Often before we recognize the dynamism of space, we must sift through the chaotic collection of materials, hoping to some how create order. Paul Valery is uniquely equipped to consider the materials that both poets and philosophers use, which is likely why Kojin Karatani uses Valery to articulate the delicate balance between order and disorder.

 

“In general, we examine a man made object, if we consider its form, its internal structure, we should fina a relation which is not the same as the realtion we find between the internal and external structures of a so called natural object, whether geological or organic. I do not claim that the problem can always be solved; there are ambiguous cases, but quite frequently we find -- on superficial examination, without the aid of a microscope -- that in the human work the structure of the internal parts seems less important than the form of assemblage whose manipulator takes very little account of the internal structure of the thing he is fashioning. You can make similar things with very different materials; regardless of whether a vase be of glass, metal, or porcelain, it can assume pretty much the same form, but this means that (except during the actual process of manufacture) you have disregarded the material of which you have made the vase. Moreover, if you continue to examine the man-made object, you find that the form of the whole is less complex than the internal structure of the parts, and this suggests a disarrangement. In this sense, order imposes disorder. I recall that I once took this example: if you line up a regiment, you obtain a geometric figure composed of elements, each of which is far more complex than the whole, since each one is a man. Similarly, if you make an article of furniture, you disturb the organization of the tree, for you cut it up and reassemble the pieces without concern for its internal structure. The wood provides you with stable elements which you can consider as invariable in relation to the forms and contours you give the assemblage." Paul Valery, Reflections on Art

This order often means inventing some kind of logic of sense. Ernst Cassirer calls the artist a discoverer of forms, but Karatani invokes Ludwig Wittgenstein to remind the reader that the mathematician is not a discoverer but an inventor. 

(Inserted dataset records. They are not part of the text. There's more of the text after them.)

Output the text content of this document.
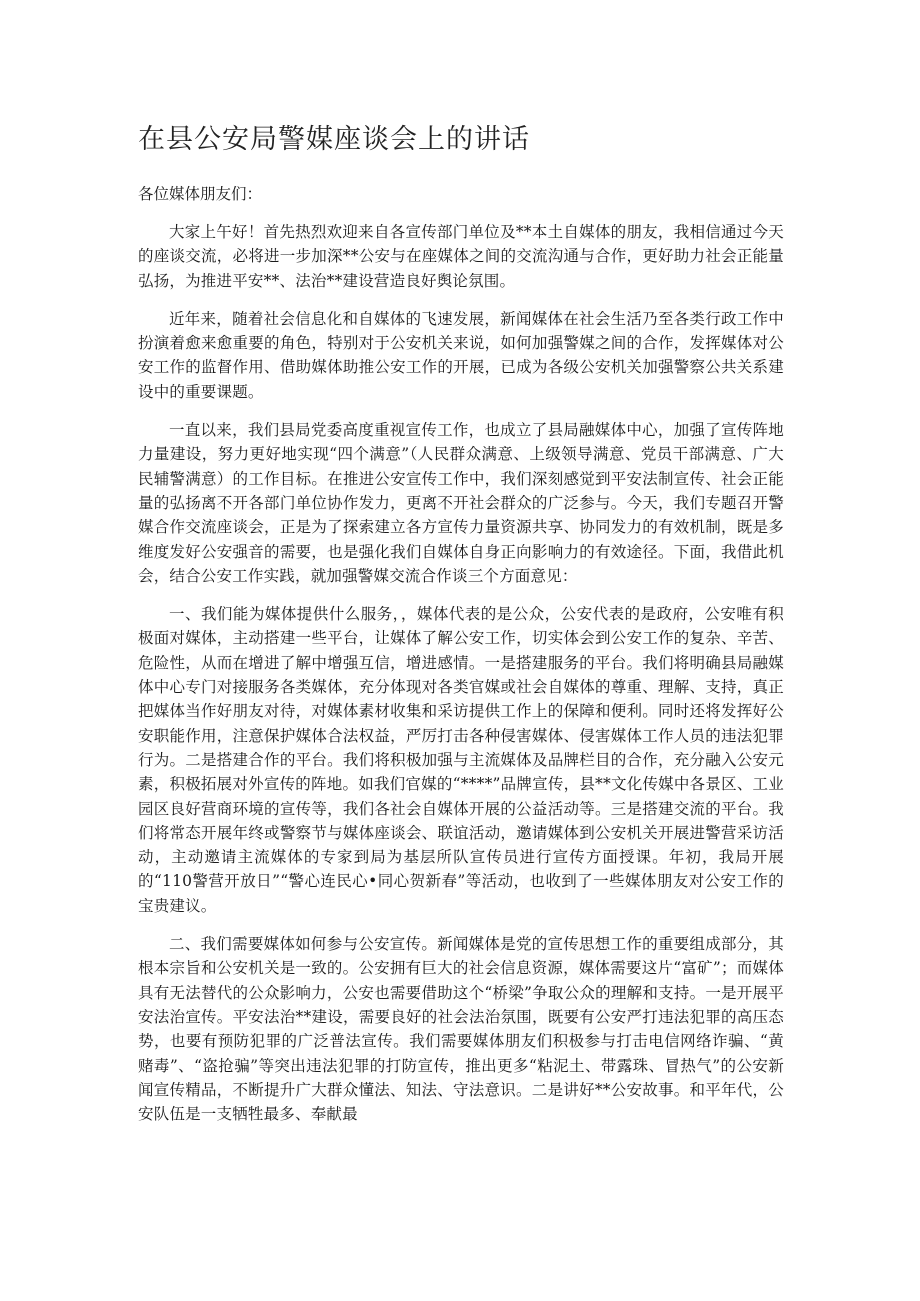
在县公安局警媒座谈会上的讲话

各位媒体朋友们：

大家上午好！首先热烈欢迎来自各宣传部门单位及**本土自媒体的朋友，我相信通过今天的座谈交流，必将进一步加深**公安与在座媒体之间的交流沟通与合作，更好助力社会正能量弘扬，为推进平安**、法治**建设营造良好舆论氛围。

近年来，随着社会信息化和自媒体的飞速发展，新闻媒体在社会生活乃至各类行政工作中扮演着愈来愈重要的角色，特别对于公安机关来说，如何加强警媒之间的合作，发挥媒体对公安工作的监督作用、借助媒体助推公安工作的开展，已成为各级公安机关加强警察公共关系建设中的重要课题。

一直以来，我们县局党委高度重视宣传工作，也成立了县局融媒体中心，加强了宣传阵地力量建设，努力更好地实现“四个满意”（人民群众满意、上级领导满意、党员干部满意、广大民辅警满意）的工作目标。在推进公安宣传工作中，我们深刻感觉到平安法制宣传、社会正能量的弘扬离不开各部门单位协作发力，更离不开社会群众的广泛参与。今天，我们专题召开警媒合作交流座谈会，正是为了探索建立各方宣传力量资源共享、协同发力的有效机制，既是多维度发好公安强音的需要，也是强化我们自媒体自身正向影响力的有效途径。下面，我借此机会，结合公安工作实践，就加强警媒交流合作谈三个方面意见：

一、我们能为媒体提供什么服务，，媒体代表的是公众，公安代表的是政府，公安唯有积极面对媒体，主动搭建一些平台，让媒体了解公安工作，切实体会到公安工作的复杂、辛苦、危险性，从而在增进了解中增强互信，增进感情。一是搭建服务的平台。我们将明确县局融媒体中心专门对接服务各类媒体，充分体现对各类官媒或社会自媒体的尊重、理解、支持，真正把媒体当作好朋友对待，对媒体素材收集和采访提供工作上的保障和便利。同时还将发挥好公安职能作用，注意保护媒体合法权益，严厉打击各种侵害媒体、侵害媒体工作人员的违法犯罪行为。二是搭建合作的平台。我们将积极加强与主流媒体及品牌栏目的合作，充分融入公安元素，积极拓展对外宣传的阵地。如我们官媒的“****”品牌宣传，县**文化传媒中各景区、工业园区良好营商环境的宣传等，我们各社会自媒体开展的公益活动等。三是搭建交流的平台。我们将常态开展年终或警察节与媒体座谈会、联谊活动，邀请媒体到公安机关开展进警营采访活动，主动邀请主流媒体的专家到局为基层所队宣传员进行宣传方面授课。年初，我局开展的“110警营开放日”“警心连民心•同心贺新春”等活动，也收到了一些媒体朋友对公安工作的宝贵建议。

二、我们需要媒体如何参与公安宣传。新闻媒体是党的宣传思想工作的重要组成部分，其根本宗旨和公安机关是一致的。公安拥有巨大的社会信息资源，媒体需要这片“富矿”；而媒体具有无法替代的公众影响力，公安也需要借助这个“桥梁”争取公众的理解和支持。一是开展平安法治宣传。平安法治**建设，需要良好的社会法治氛围，既要有公安严打违法犯罪的高压态势，也要有预防犯罪的广泛普法宣传。我们需要媒体朋友们积极参与打击电信网络诈骗、“黄赌毒”、“盗抢骗”等突出违法犯罪的打防宣传，推出更多“粘泥土、带露珠、冒热气”的公安新闻宣传精品，不断提升广大群众懂法、知法、守法意识。二是讲好**公安故事。和平年代，公安队伍是一支牺牲最多、奉献最
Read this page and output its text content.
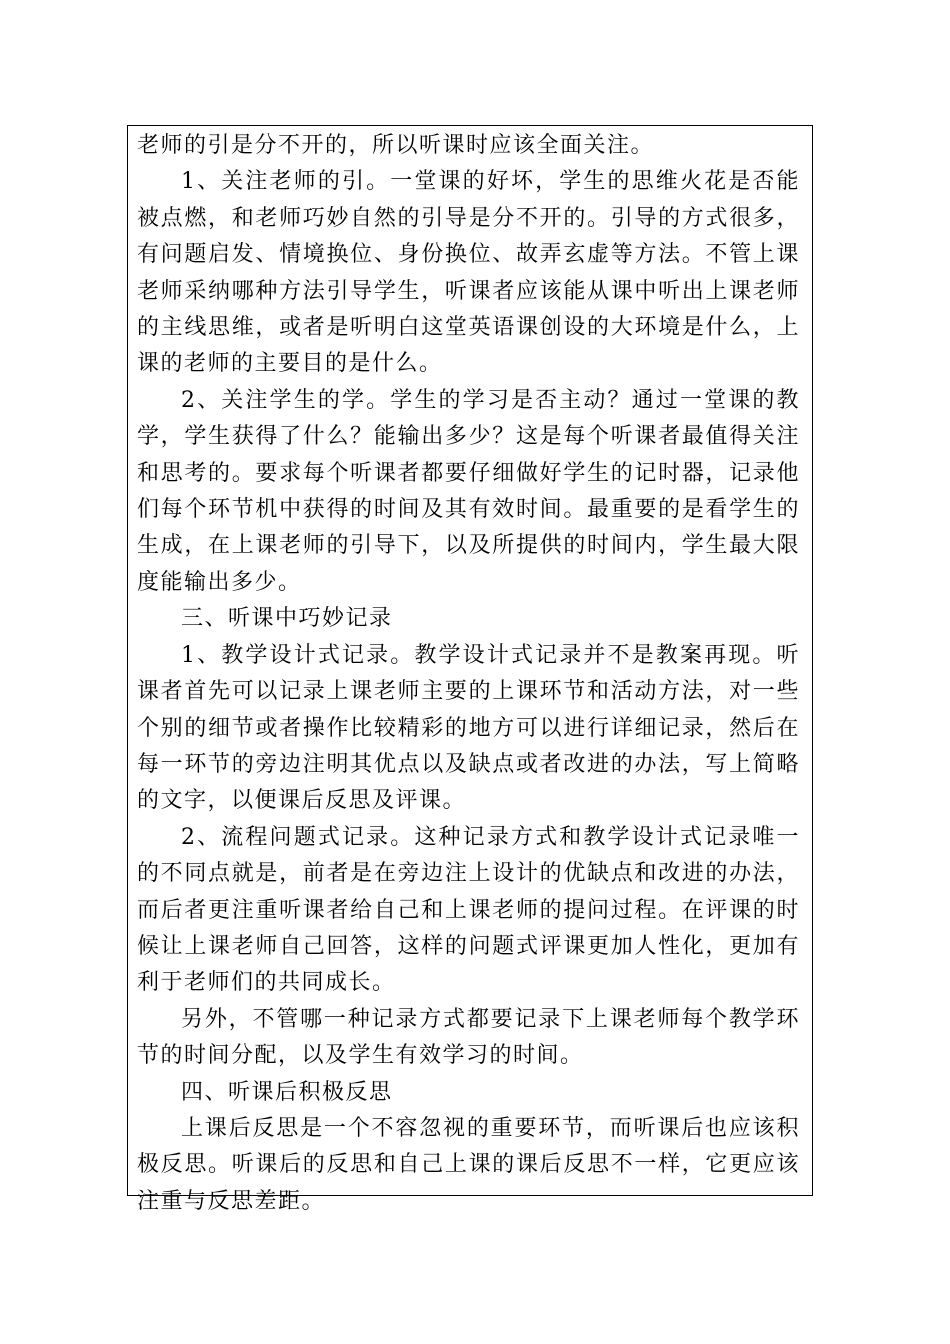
老师的引是分不开的，所以听课时应该全面关注。

1、关注老师的引。一堂课的好坏，学生的思维火花是否能被点燃，和老师巧妙自然的引导是分不开的。引导的方式很多，有问题启发、情境换位、身份换位、故弄玄虚等方法。不管上课老师采纳哪种方法引导学生，听课者应该能从课中听出上课老师的主线思维，或者是听明白这堂英语课创设的大环境是什么，上课的老师的主要目的是什么。

2、关注学生的学。学生的学习是否主动？通过一堂课的教学，学生获得了什么？能输出多少？这是每个听课者最值得关注和思考的。要求每个听课者都要仔细做好学生的记时器，记录他们每个环节机中获得的时间及其有效时间。最重要的是看学生的生成，在上课老师的引导下，以及所提供的时间内，学生最大限度能输出多少。

三、听课中巧妙记录

1、教学设计式记录。教学设计式记录并不是教案再现。听课者首先可以记录上课老师主要的上课环节和活动方法，对一些个别的细节或者操作比较精彩的地方可以进行详细记录，然后在每一环节的旁边注明其优点以及缺点或者改进的办法，写上简略的文字，以便课后反思及评课。

2、流程问题式记录。这种记录方式和教学设计式记录唯一的不同点就是，前者是在旁边注上设计的优缺点和改进的办法，而后者更注重听课者给自己和上课老师的提问过程。在评课的时候让上课老师自己回答，这样的问题式评课更加人性化，更加有利于老师们的共同成长。

另外，不管哪一种记录方式都要记录下上课老师每个教学环节的时间分配，以及学生有效学习的时间。

四、听课后积极反思

上课后反思是一个不容忽视的重要环节，而听课后也应该积极反思。听课后的反思和自己上课的课后反思不一样，它更应该注重与反思差距。
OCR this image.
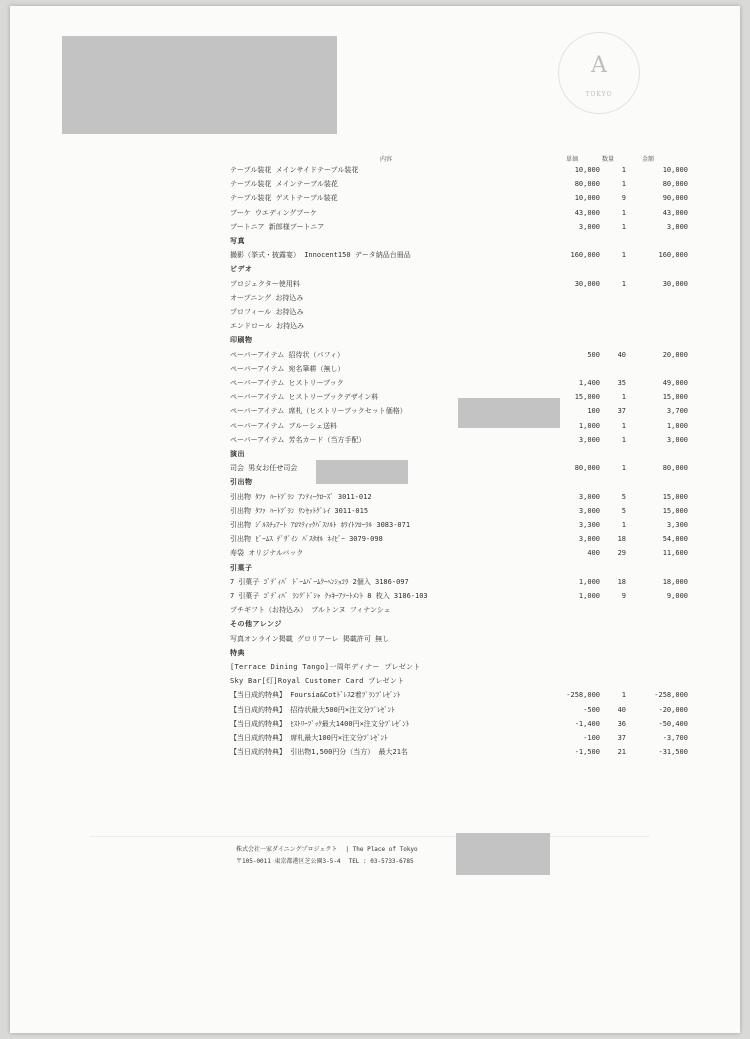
A
TOKYO
内容	単価	数量	金額
テーブル装花 メインサイドテーブル装花	10,000	1	10,000
テーブル装花 メインテーブル装花	80,000	1	80,000
テーブル装花 ゲストテーブル装花	10,000	9	90,000
ブーケ ウエディングブーケ	43,000	1	43,000
ブートニア 新郎様ブートニア	3,000	1	3,000
写真
撮影（挙式・披露宴） Innocent150 データ納品台冊品	160,000	1	160,000
ビデオ
プロジェクター使用料	30,000	1	30,000
オープニング お持込み
プロフィール お持込み
エンドロール お持込み
印刷物
ペーパーアイテム 招待状（パフィ）	500	40	20,000
ペーパーアイテム 宛名筆耕（無し）
ペーパーアイテム ヒストリーブック	1,400	35	49,000
ペーパーアイテム ヒストリーブックデザイン料	15,000	1	15,000
ペーパーアイテム 席札（ヒストリーブックセット価格）	100	37	3,700
ペーパーアイテム ブルーシェ送料	1,000	1	1,000
ペーパーアイテム 芳名カード（当方手配）	3,000	1	3,000
演出
司会 男女お任せ司会	80,000	1	80,000
引出物
引出物 ﾀﾌｧ ﾊｰﾄﾌﾞﾗﾝ ｱﾝﾃｨｰｸﾛｰｽﾞ 3011-012	3,000	5	15,000
引出物 ﾀﾌｧ ﾊｰﾄﾌﾞﾗﾝ ｻﾝｾｯﾄｸﾞﾚｲ 3011-015	3,000	5	15,000
引出物 ｼﾞﾙｽﾁｭｱｰﾄ ｱﾛﾏﾃｨｯｸﾊﾞｽｿﾙﾄ ﾎﾜｲﾄﾌﾛｰﾗﾙ 3083-071	3,300	1	3,300
引出物 ﾋﾞｰﾑｽ ﾃﾞｻﾞｲﾝ ﾊﾞｽﾀｵﾙ ﾈｲﾋﾞｰ 3079-098	3,000	18	54,000
寿袋 オリジナルバック	400	29	11,600
引菓子
7 引菓子 ｺﾞﾃﾞｨﾊﾞ ﾄﾞｰﾑﾊﾞｰﾑｸｰﾍﾝｼｮｺﾗ 2個入 3186-097	1,000	18	18,000
7 引菓子 ｺﾞﾃﾞｨﾊﾞ ﾗﾝｸﾞﾄﾞｼｬ ｸｯｷｰｱｿｰﾄﾒﾝﾄ 8 枚入 3186-103	1,000	9	9,000
プチギフト（お持込み） ブルトンヌ フィナンシェ
その他アレンジ
写真オンライン掲載 グロリアーレ 掲載許可 無し
特典
[Terrace Dining Tango]一周年ディナー プレゼント
Sky Bar[灯]Royal Customer Card プレゼント
【当日成約特典】 Foursia&Cotﾄﾞﾚｽ2着ﾌﾟﾗﾝﾌﾟﾚｾﾞﾝﾄ	-258,000	1	-258,000
【当日成約特典】 招待状最大500円×注文分ﾌﾟﾚｾﾞﾝﾄ	-500	40	-20,000
【当日成約特典】 ﾋｽﾄﾘｰﾌﾞｯｸ最大1400円×注文分ﾌﾟﾚｾﾞﾝﾄ	-1,400	36	-50,400
【当日成約特典】 席札最大100円×注文分ﾌﾟﾚｾﾞﾝﾄ	-100	37	-3,700
【当日成約特典】 引出物1,500円分（当方） 最大21名	-1,500	21	-31,500
株式会社一家ダイニングプロジェクト | The Place of Tokyo
〒105-0011 東京都港区芝公園3-5-4 TEL : 03-5733-6785
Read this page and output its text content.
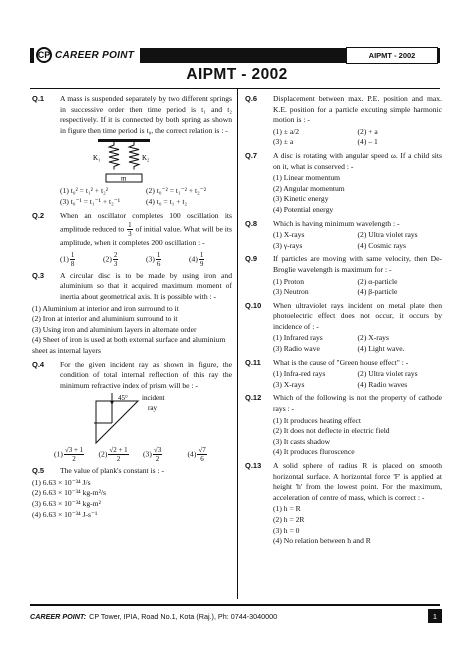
CP CAREER POINT	AIPMT - 2002
AIPMT - 2002
Q.1 A mass is suspended separately by two different springs in successive order then time period is t₁ and t₂ respectively. If it is connected by both spring as shown in figure then time period is t₀, the correct relation is : -
K₁	K₂
m
(1) t₀² = t₁² + t₂²	(2) t₀⁻² = t₁⁻² + t₂⁻²
(3) t₀⁻¹ = t₁⁻¹ + t₂⁻¹	(4) t₀ = t₁ + t₂
Q.2 When an oscillator completes 100 oscillation its amplitude reduced to $\frac{1}{3}$ of initial value. What will be its amplitude, when it completes 200 oscillation : -
$(1) \frac{1}{8}$	$(2) \frac{2}{3}$	$(3) \frac{1}{6}$	$(4) \frac{1}{9}$
Q.3 A circular disc is to be made by using iron and aluminium so that it acquired maximum moment of inertia about geometrical axis. It is possible with : -
(1) Aluminium at interior and iron surround to it
(2) Iron at interior and aluminium surround to it
(3) Using iron and aluminium layers in alternate order
(4) Sheet of iron is used at both external surface and aluminium sheet as internal layers
Q.4 For the given incident ray as shown in figure, the condition of total internal reflection of this ray the minimum refractive index of prism will be : -
45° incident
ray
$(1) \frac{√3 + 1}{2} (2) \frac{√2 + 1}{2} (3) \frac{√3}{2}$	$(4) \frac{√7}{6}$
Q.5 The value of plank's constant is : -
(1) 6.63 × 10⁻³⁴ J/s
(2) 6.63 × 10⁻³⁴ kg-m²/s
(3) 6.63 × 10⁻³⁴ kg-m²
(4) 6.63 × 10⁻³⁴ J-s⁻¹
Q.6 Displacement between max. P.E. position and max. K.E. position for a particle excuting simple harmonic motion is : -
(1) ± a/2	(2) + a
(3) ± a	(4) – 1
Q.7 A disc is rotating with angular speed ω. If a child sits on it, what is conserved : -
(1) Linear momentum
(2) Angular momentum
(3) Kinetic energy
(4) Potential energy
Q.8 Which is having minimum wavelength : -
(1) X-rays	(2) Ultra violet rays
(3) γ-rays	(4) Cosmic rays
Q.9 If particles are moving with same velocity, then De-Broglie wavelength is maximum for : -
(1) Proton	(2) α-particle
(3) Neutron	(4) β-particle
Q.10 When ultraviolet rays incident on metal plate then photoelectric effect does not occur, it occurs by incidence of : -
(1) Infrared rays	(2) X-rays
(3) Radio wave	(4) Light wave.
Q.11 What is the cause of "Green house effect" : -
(1) Infra-red rays	(2) Ultra violet rays
(3) X-rays	(4) Radio waves
Q.12 Which of the following is not the property of cathode rays : -
(1) It produces heating effect
(2) It does not deflecte in electric field
(3) It casts shadow
(4) It produces fluroscence
Q.13 A solid sphere of radius R is placed on smooth horizontal surface. A horizontal force 'F' is applied at height 'h' from the lowest point. For the maximum, acceleration of centre of mass, which is correct : -
(1) h = R
(2) h = 2R
(3) h = 0
(4) No relation between h and R
CAREER POINT: CP Tower, IPIA, Road No.1, Kota (Raj.), Ph: 0744-3040000	1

Perhaps this is why Wittgenstein is willing to toss his metaphorical ladder out? What exactly does the mathematician or the architect invent? The answer is complicated, yet simple: the rules of the game. 

“And is there not also the case where we play and -- make up the rules as we go along? And there is even one where we alter them -- as we go along.”

Ludwig Wittgenstein, Philosophical Investigations

Ludwig Wittgenstein - Philosophical Investigations

So what does this mean for the architect – the builder of forms? Karatani calls for a dynamic approach to construction that focuses on the relationship with the other – the living, breathing, fleshly other – who, after all, follows absolutely no rules. 

“No architect can predict the results of construction. No architecture exists out of context. Architecture is an event par excellence. As Wittgenstein maintained, it is the same with mathematics. Plato admired the architect as a metaphor, but despised the architect as a man because the actual acrhitect and architecture fully exposed to contigency. However, this state of architectural contigency does not imply that the actual architecture, as opposed to some putative ideal architecture, is secondary and in danger of collapse. Rather it implies that no architect can determine a design free from the relationship with the other (the client). All architects face the unknowable other. Architecture, in other words, is a form of communications, and this communication is conditioned to take place without common rules because it takes place with the other, who does not follow a commensurable set of rules."